The comfort on Roubaix bike is how most reviews will start and they are right to. Where the Canyon will twitch and bump its way to the front of the pack, the Specialized is quietly going about it’s business in the middle and not really making too much fuss. How much of this is the Future Shock suspension I have no idea for the simple reason I very quickly got used to it, but it would obviously make a positive difference. Perhaps the best measure of this is that my cycling friends point out that I ride over what they ride around, which doesn’t make me popular in a group ride.
The S-Works Pave seat post also plays a big part in this, as does the 28mm tyres, a step up from the 25mm I was used to on my Ultimate. The bike glides and rolls on most roads and soaks up the surface better than anything I have ever owned and really does put a smile on your face as you ride it.
On the descents it is confidence building and I haven’t found the need to change the spring from the medium setting down to a harder one as others have commented. Maybe I am a less aggressive descender, but I have taken this at high speeds down some long and winding hills and without a doubt I feel less intimidated by the road than I would on the Canyon. This could all be in my mind, but I happen to think the bike is just solid and smooth and therefore making me a bit more relaxed.
I understand why it is shipped with a 11-34 cassette but I would have preferred 32 and a little bit more flow through the middle. It’s not the end of the world, but I am tempted to use the lower gears more than I normally would and I’m aware it could make me a little ‘lazy’.
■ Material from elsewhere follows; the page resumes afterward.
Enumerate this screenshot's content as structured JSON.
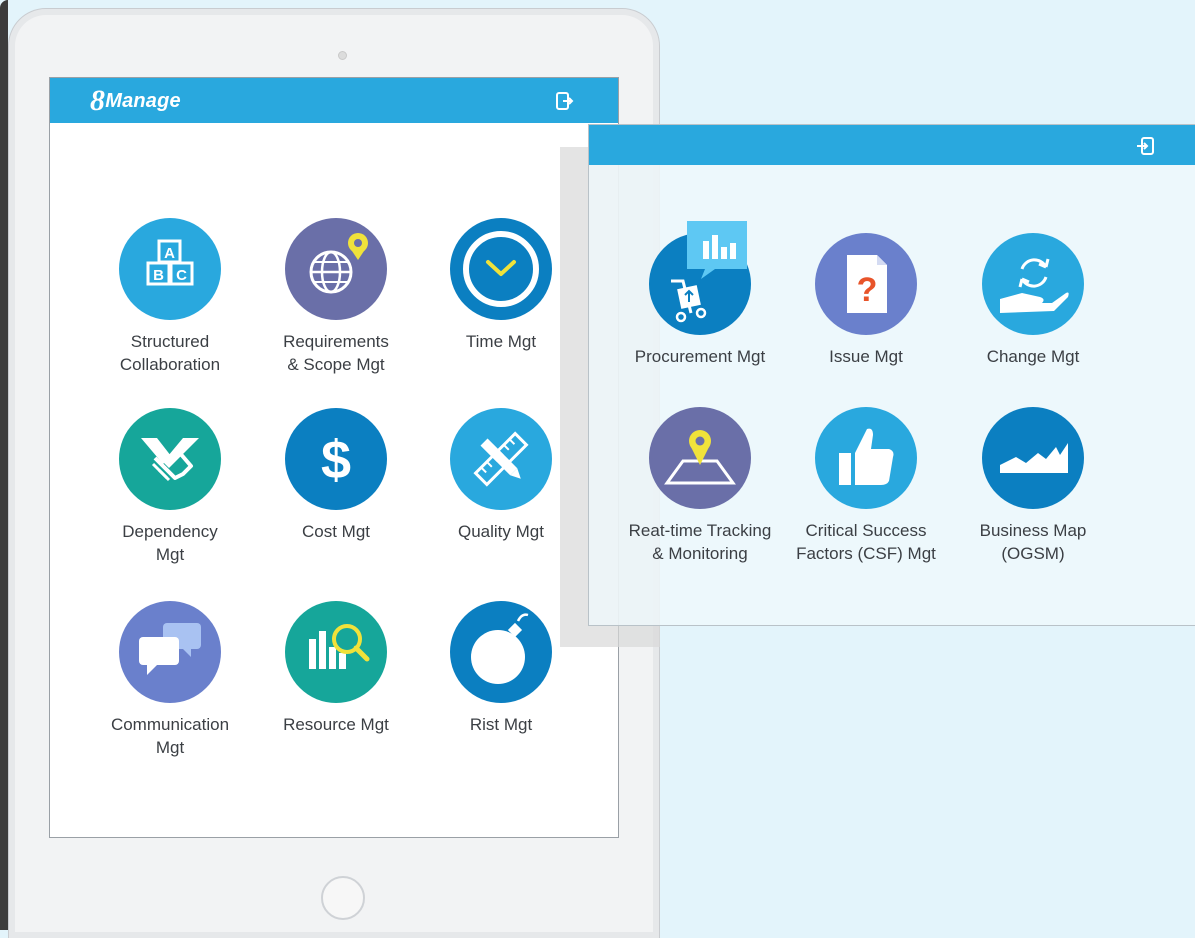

It’s not a beautiful bike compared to some. The chunkiness of the frame to accommodate the extended seat post support is a feature of the Roubaix that is physically necessary but I’m not sure it enhances the look for the bike. It’s not the end of the world. What is, is the spaghetti junction of cables at the front and it really does make you wish I bought it with Di2. It has a physical impact as I can’t even easily fit my GoPro under my Garmin mount as the cables are so thick and congested and I’m jealous when I see a bike that looks so much neater.
You will read many reviews wherel people will tell you their Roubaix is fast and a great allrounder. I wouldn’t go that far. If it were your only bike then it really is a great bike because it can hold its own in all areas. Would it be faster with some nice Roval wheels running tubeless? Of course, but I’m not sure I want to spend another £1,000 on that yet – especially when I really bought this bike to ride when I wasn’t wanting to ride the Canyon – such as on wet days or much longer and slightly slower rides. Without wanting to sound arrogant or spoilt, I think you would describe this bike as fast if you hadn’t ridden a fast bike, so bear that in mind if you are upgrading.
The Power saddle took a bit of getting used to. I love Specialized saddles and in particular I hated the Fizik saddle that came with my Canyon; that was until I rode it for three months and then I was used to it (and actually now like it). The Power saddle is really comfortable, but I do find myself feeling a slight pinch in my bib shorts when I am winding up the power and that is not something that I get in the same shorts on any other bike. Why? I have no idea, and it could even be the shorts which are Assos. However, that is all that I chose to ride in and it therefore surprised me that I would get this little niggle sometimes as it’s a little annoying – especially on a hot day when things are a bit sweaty!
My summary is that Specialized know how to make a great bike and this is very much one of them. A lot of what the new 2021 Tarmac features in terms of aero benefits has come from the work undertaken on this Roubaix. It is no longer the bike you dig out when you want to ride over cobbles – after all, how often do you really do that? If you want a bike that is super comfortable, easy to jump on and ride and one that just makes you smile the Roubaix is for you. If you want a bike that is going to smash your friends up a climb, get the new Tarmac.
I own the 2020 Specialized Roubaix Comp with stock DT Swiss wheels and tyres.